Before and After the deploy (up to the failure) shows:
---------
(undercloud) [stack@director environments]$ openstack port list --network external
+--------------------------------------+------------------------------+-------------------+--------------------------------------------------------------------------------+--------+
| ID                                   | Name                         | MAC Address       | Fixed IP Addresses                                                             | Status |
+--------------------------------------+------------------------------+-------------------+--------------------------------------------------------------------------------+--------+
| 32ea2bf4-1a0a-427d-9679-9489a8a16ebf | orange-pcmk-0_External       | fa:16:3e:4c:74:98 | ip_address='150.238.245.144', subnet_id='47652431-30d1-4e7b-9fe9-b2bf8c978726' | DOWN   |
| 49bd9953-d812-4741-bd8e-2c03aa587985 | orange-controller-0_External | fa:16:3e:29:e0:07 | ip_address='150.238.245.162', subnet_id='47652431-30d1-4e7b-9fe9-b2bf8c978726' | DOWN   |
| 57bb7b4e-63c9-4538-a3c4-34a502fe00aa | public_virtual_ip            | fa:16:3e:24:ba:93 | ip_address='150.238.245.130', subnet_id='47652431-30d1-4e7b-9fe9-b2bf8c978726' | DOWN   |
| 6951b2c3-1334-42e0-bc7c-0e6271d41f69 | orange-controller-1_External | fa:16:3e:6d:b1:30 | ip_address='150.238.245.135', subnet_id='47652431-30d1-4e7b-9fe9-b2bf8c978726' | DOWN   |
| 95d23967-c1a8-4718-b23e-583aafee0d45 | orange-pcmk-2_External       | fa:16:3e:04:36:2c | ip_address='150.238.245.149', subnet_id='47652431-30d1-4e7b-9fe9-b2bf8c978726' | DOWN   |
| a6bd1ad7-e3ad-4065-963e-614f41708516 | orange-controller-2_External | fa:16:3e:8f:1c:8c | ip_address='150.238.245.159', subnet_id='47652431-30d1-4e7b-9fe9-b2bf8c978726' | DOWN   |
| bd01f202-bfb6-460e-a1aa-6e7eb21be211 | orange-pcmk-1_External       | fa:16:3e:84:c7:0e | ip_address='150.238.245.167', subnet_id='47652431-30d1-4e7b-9fe9-b2bf8c978726' | DOWN   |
+--------------------------------------+------------------------------+-------------------+--------------------------------------------------------------------------------+--------+




Expected results:


The heat-stack would update the ComputeIpListMap with the external IP's, and then the ports would be created and show in openstack port list --network external

os-net-config in the Computes shows the updates, but the ip_address field in br-ex is would have an appropriate address in the external network in the /etc/os-net-config/config.json file.

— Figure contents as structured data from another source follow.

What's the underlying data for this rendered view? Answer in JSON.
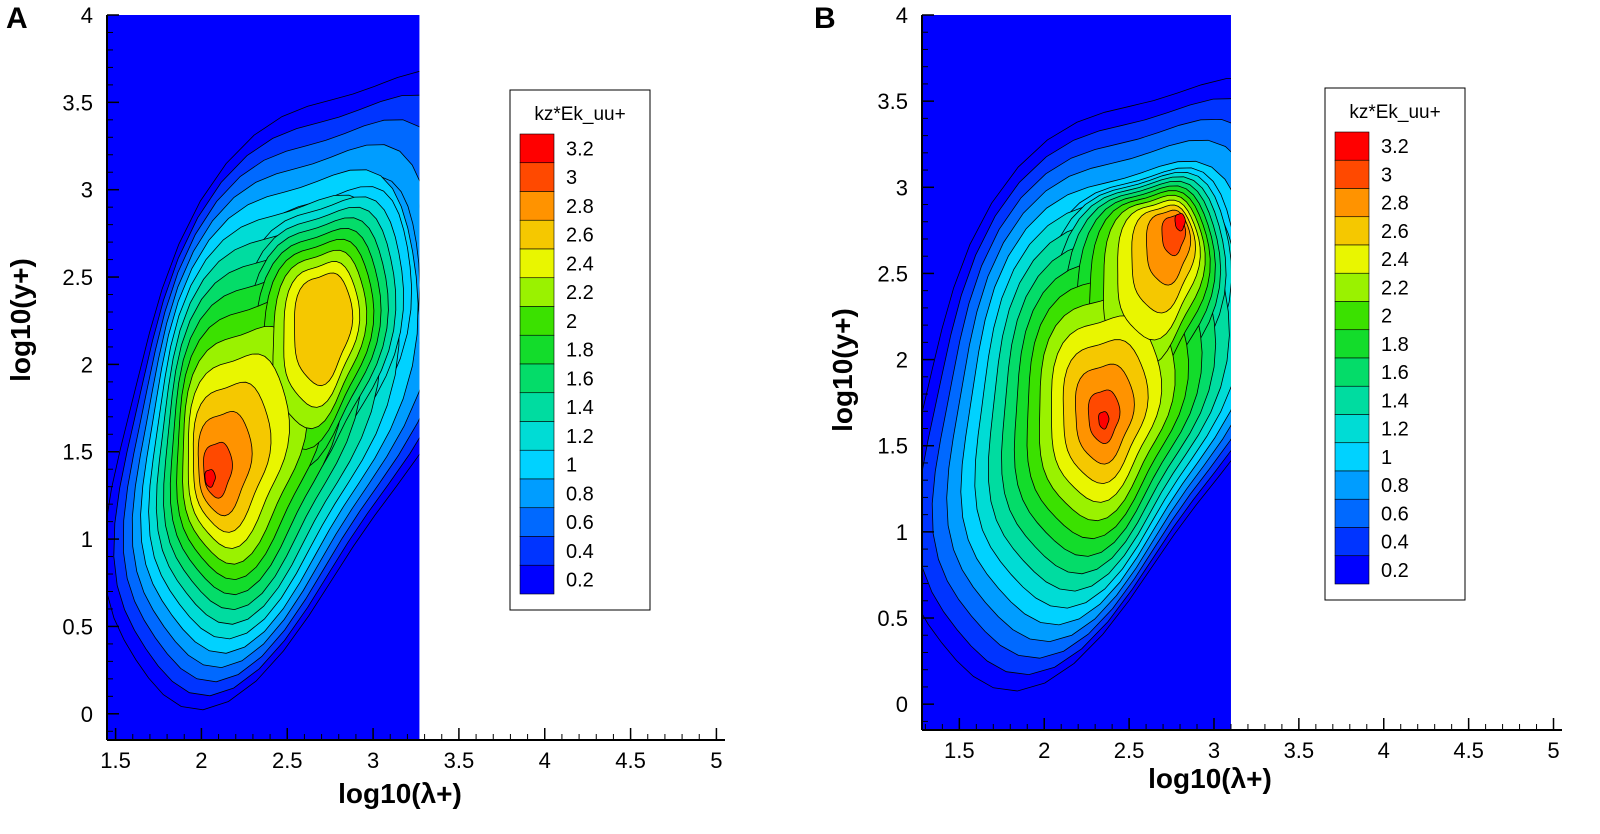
{
  "panels": [
    {
      "label": "A",
      "xlabel": "log10(λ+)",
      "ylabel": "log10(y+)",
      "legend_title": "kz*Ek_uu+"
    },
    {
      "label": "B",
      "xlabel": "log10(λ+)",
      "ylabel": "log10(y+)",
      "legend_title": "kz*Ek_uu+"
    }
  ],
  "colors": {
    "background_level": "#0000ff",
    "axis": "#000000",
    "contour_line": "#000000"
  },
  "chart_data": [
    {
      "type": "heatmap",
      "title": "",
      "xlabel": "log10(λ+)",
      "ylabel": "log10(y+)",
      "xlim": [
        1.45,
        5.05
      ],
      "ylim": [
        -0.15,
        4.0
      ],
      "xticks": [
        1.5,
        2,
        2.5,
        3,
        3.5,
        4,
        4.5,
        5
      ],
      "yticks": [
        0,
        0.5,
        1,
        1.5,
        2,
        2.5,
        3,
        3.5,
        4
      ],
      "data_extent_x": [
        1.45,
        3.27
      ],
      "legend": {
        "title": "kz*Ek_uu+",
        "placement": "right",
        "levels": [
          3.2,
          3,
          2.8,
          2.6,
          2.4,
          2.2,
          2,
          1.8,
          1.6,
          1.4,
          1.2,
          1,
          0.8,
          0.6,
          0.4,
          0.2
        ]
      },
      "peaks": [
        {
          "x": 2.05,
          "y": 1.35,
          "value": 3.3
        },
        {
          "x": 2.75,
          "y": 2.3,
          "value": 2.6
        }
      ],
      "grid": false
    },
    {
      "type": "heatmap",
      "title": "",
      "xlabel": "log10(λ+)",
      "ylabel": "log10(y+)",
      "xlim": [
        1.28,
        5.05
      ],
      "ylim": [
        -0.15,
        4.0
      ],
      "xticks": [
        1.5,
        2,
        2.5,
        3,
        3.5,
        4,
        4.5,
        5
      ],
      "yticks": [
        0,
        0.5,
        1,
        1.5,
        2,
        2.5,
        3,
        3.5,
        4
      ],
      "data_extent_x": [
        1.28,
        3.1
      ],
      "legend": {
        "title": "kz*Ek_uu+",
        "placement": "right",
        "levels": [
          3.2,
          3,
          2.8,
          2.6,
          2.4,
          2.2,
          2,
          1.8,
          1.6,
          1.4,
          1.2,
          1,
          0.8,
          0.6,
          0.4,
          0.2
        ]
      },
      "peaks": [
        {
          "x": 2.35,
          "y": 1.65,
          "value": 3.35
        },
        {
          "x": 2.8,
          "y": 2.8,
          "value": 3.3
        }
      ],
      "grid": false
    }
  ]
}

br-ex would have it's IP address updated.




Additional info:

$ cat /etc/rhosp-release 
Red Hat OpenStack Platform release 16.1.1 GA (Train)

Comment 1 John Apple II 2020-10-08 06:02:26 UTC
Some CEE engineers contacted me on internal IRC on the BZ after I raised it.  The missing part was the Network on the Compute Role with "External" as a part of the roles_data.yaml.

Once I updated this entry, the Network updated as expected, and the additional network ports showed up and the cloud was deployed correctly with the updated network ports.

Comment 2 John Apple II 2020-10-08 06:03:45 UTC
I'll self-close this one as the solution - while not obvious to me coming from 13 - is there.  I'll pursue seeing how it may be possible to clarify this in documentation for others.